Who's surveilling New Jersey? And Pennsylvania and New York? Many people are reporting drones flying in formation at night, and the FAA takes it seriously enough to impose flight restrictions over Picatinny Arsenal in Wharton, New Jersey. In Florham Park the police chief says they're especially interested in reservoirs, train stations, police departments and military installations. The FBI is investigating before they have to go out of business and become the private gestapo of Kash Patel. It's not just idle curiosity -- drones over New Jersey reportedly prevented a medical helicopter from picking up an accident victim.
This seems more significant than Luigi Mangione's "manifesto" proposing violence as a solution to the greed of the healthcare industry. Mangione is the person arrested for the murder of Brian Thompson of UnitedHealth. (Perhaps the NYPD can explain why he was arrested in Pennsylvania.)
Remember all the wackaloons who were destroying 5G towers because of reasons? They spread coronavirus, they cause brain cancer, they make you vote against Brexit, whatever. Now imagine one such wackaloon being put in charge of the Department of Health and Human Services. You don't have to imagine very hard. Four years ago Roadkill Bob wrote, "The next generation telecommunications network should be discontinued until it has been 'sufficiently demonstrated that there are no real and serious health risks.'" Of course, he sees "real and serious health risks" in pasteurized milk, vaccines, chemtrails, cell phones and probably serial music. I'm not sure he's wrong about the last one.

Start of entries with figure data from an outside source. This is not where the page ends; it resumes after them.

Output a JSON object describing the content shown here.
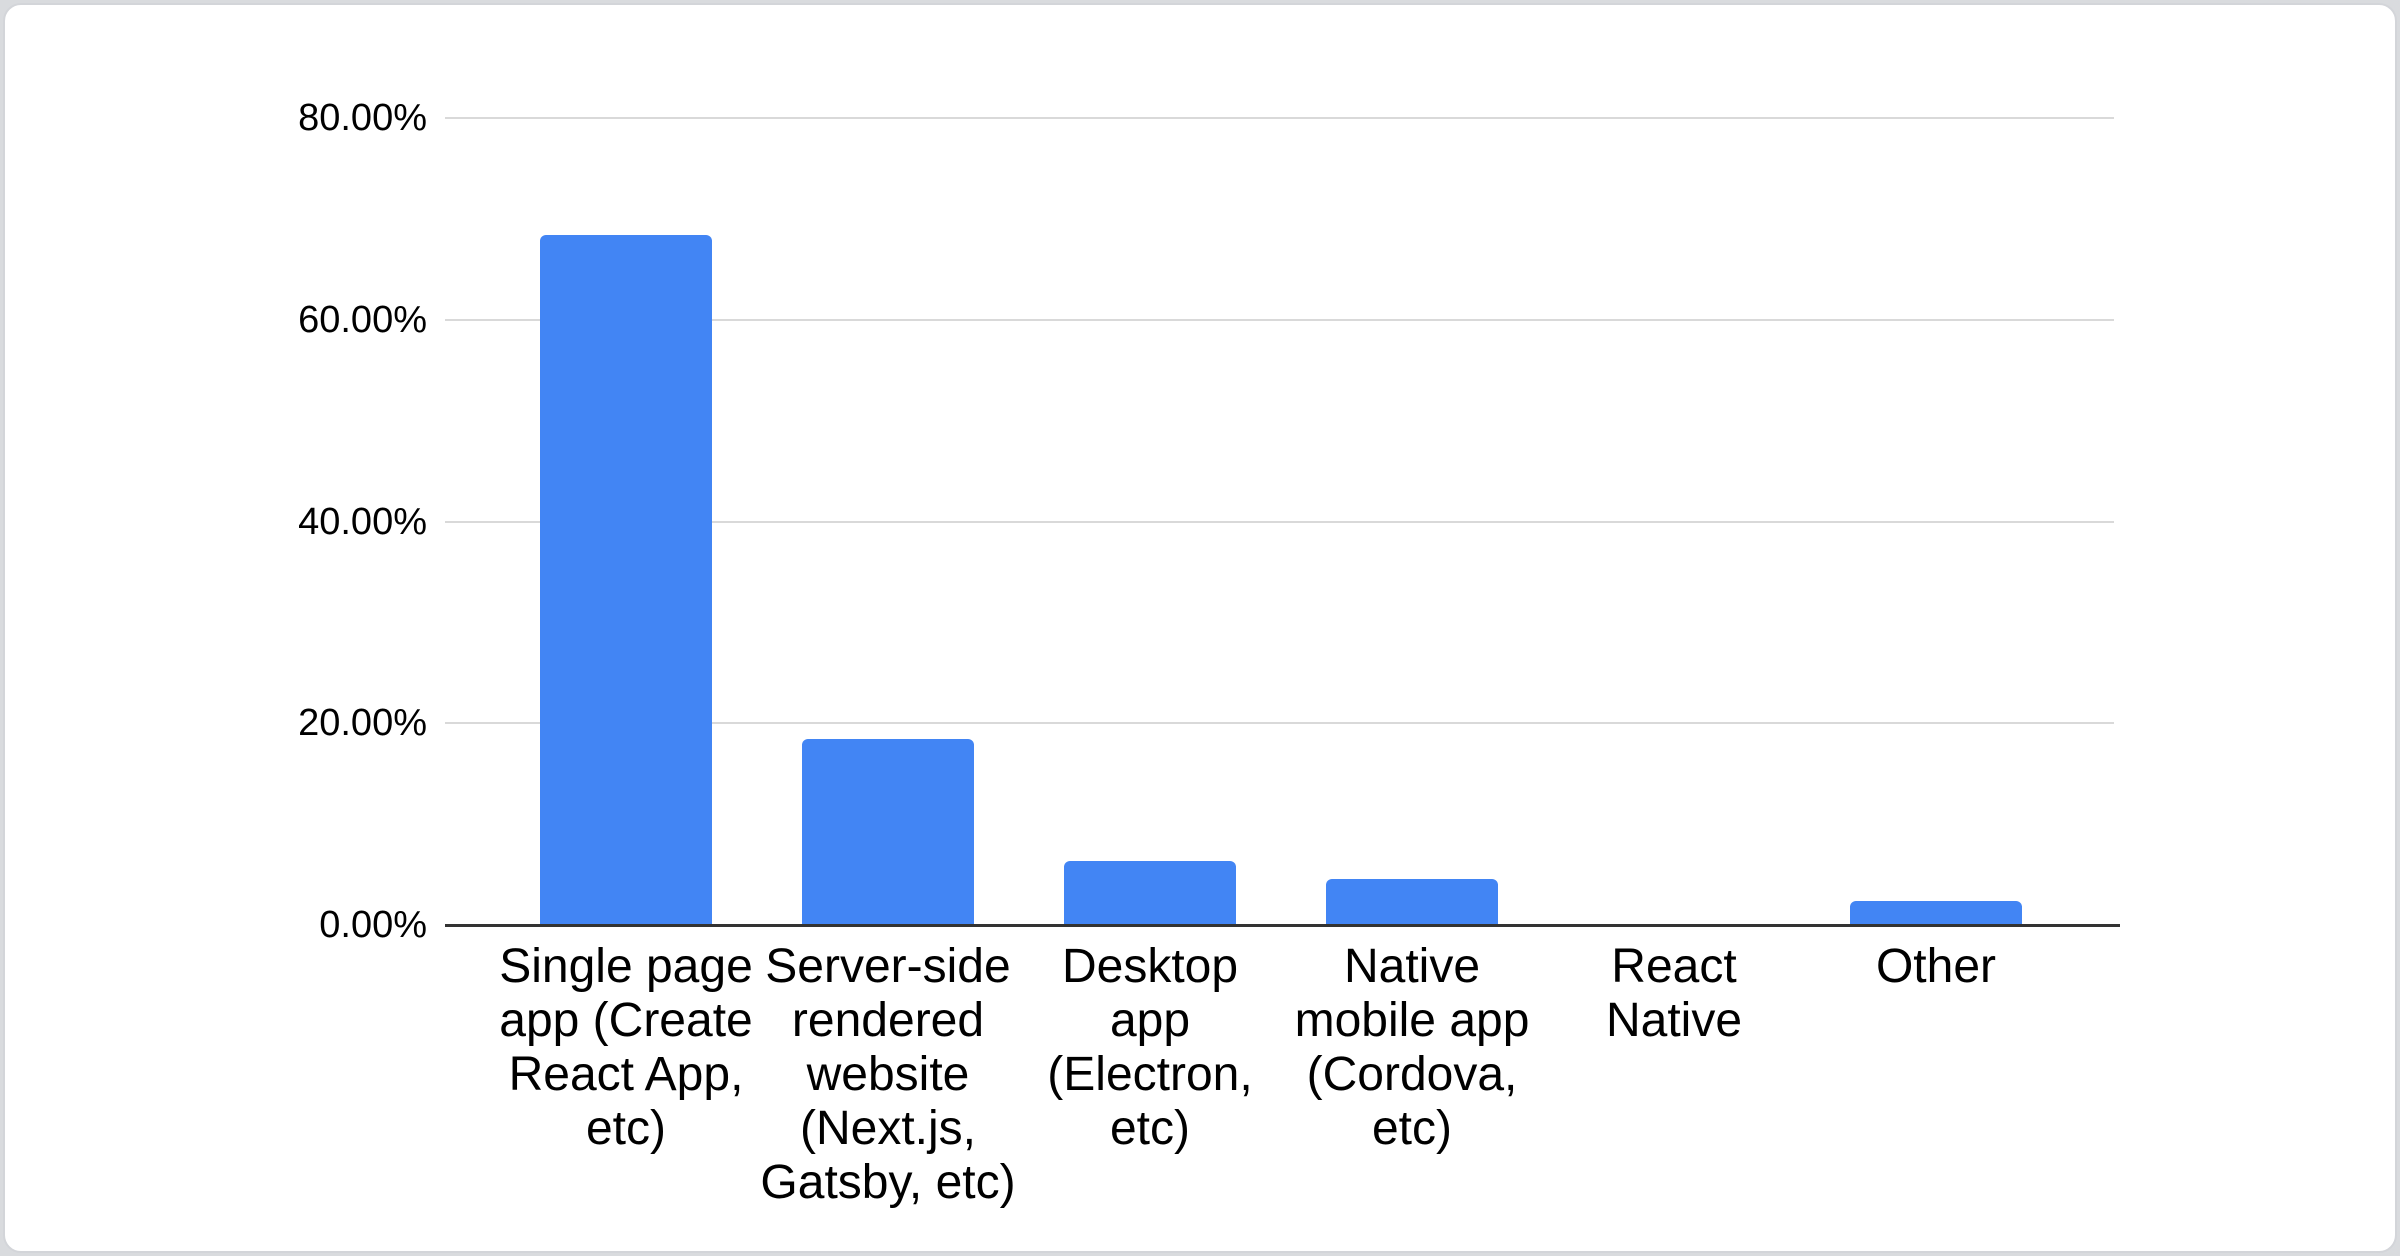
{
  "chart_data": {
    "type": "bar",
    "title": "",
    "xlabel": "",
    "ylabel": "",
    "categories": [
      "Single page app (Create React App, etc)",
      "Server-side rendered website (Next.js, Gatsby, etc)",
      "Desktop app (Electron, etc)",
      "Native mobile app (Cordova, etc)",
      "React Native",
      "Other"
    ],
    "category_label_lines": [
      "Single page\napp (Create\nReact App,\netc)",
      "Server-side\nrendered\nwebsite\n(Next.js,\nGatsby, etc)",
      "Desktop\napp\n(Electron,\netc)",
      "Native\nmobile app\n(Cordova,\netc)",
      "React\nNative",
      "Other"
    ],
    "values": [
      68.4,
      18.4,
      6.3,
      4.6,
      0,
      2.4
    ],
    "unit": "%",
    "y_axis": {
      "tick_values": [
        0,
        20,
        40,
        60,
        80
      ],
      "tick_labels": [
        "0.00%",
        "20.00%",
        "40.00%",
        "60.00%",
        "80.00%"
      ]
    },
    "ylim": [
      0,
      80
    ],
    "grid": true,
    "legend": "none",
    "colors": {
      "bar": "#4285f4",
      "gridline": "#d9d9d9",
      "axis": "#333333",
      "text": "#000000",
      "card_background": "#ffffff",
      "card_border": "#d3d5d9",
      "page_background": "#d9dbde"
    }
  }
}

Are you ready for more news about Roadkill? It seems the Trump campaign paid $100,000 to his California law firm weeks after he dropped out and endorsed Trump. I wonder what sort of legal work they did for him. (No, I don't.) This is four times the payment to Pam Bondi's 2016 campaign. Inflation must be worse than I thought.
This is how we do justice: Harold Pryor, state attorney for Broward County (Ft. Lauderdale), Florida, is vacating the convictions of 2,600 people who were convicted of buying crack more than thirty years ago because -- you'll love this -- they bought it from police who were making it inside the Broward County Courthouse for the express purpose of arresting the sort of people who bought crack. Yes, mostly Black people. Why do you think the law was harsher than for buying powder? Sorry your lives were ruined. Have a nice day. Any consequences for Sheriff Navarro and his helpers? No, slate wiped clean. I said have a nice day!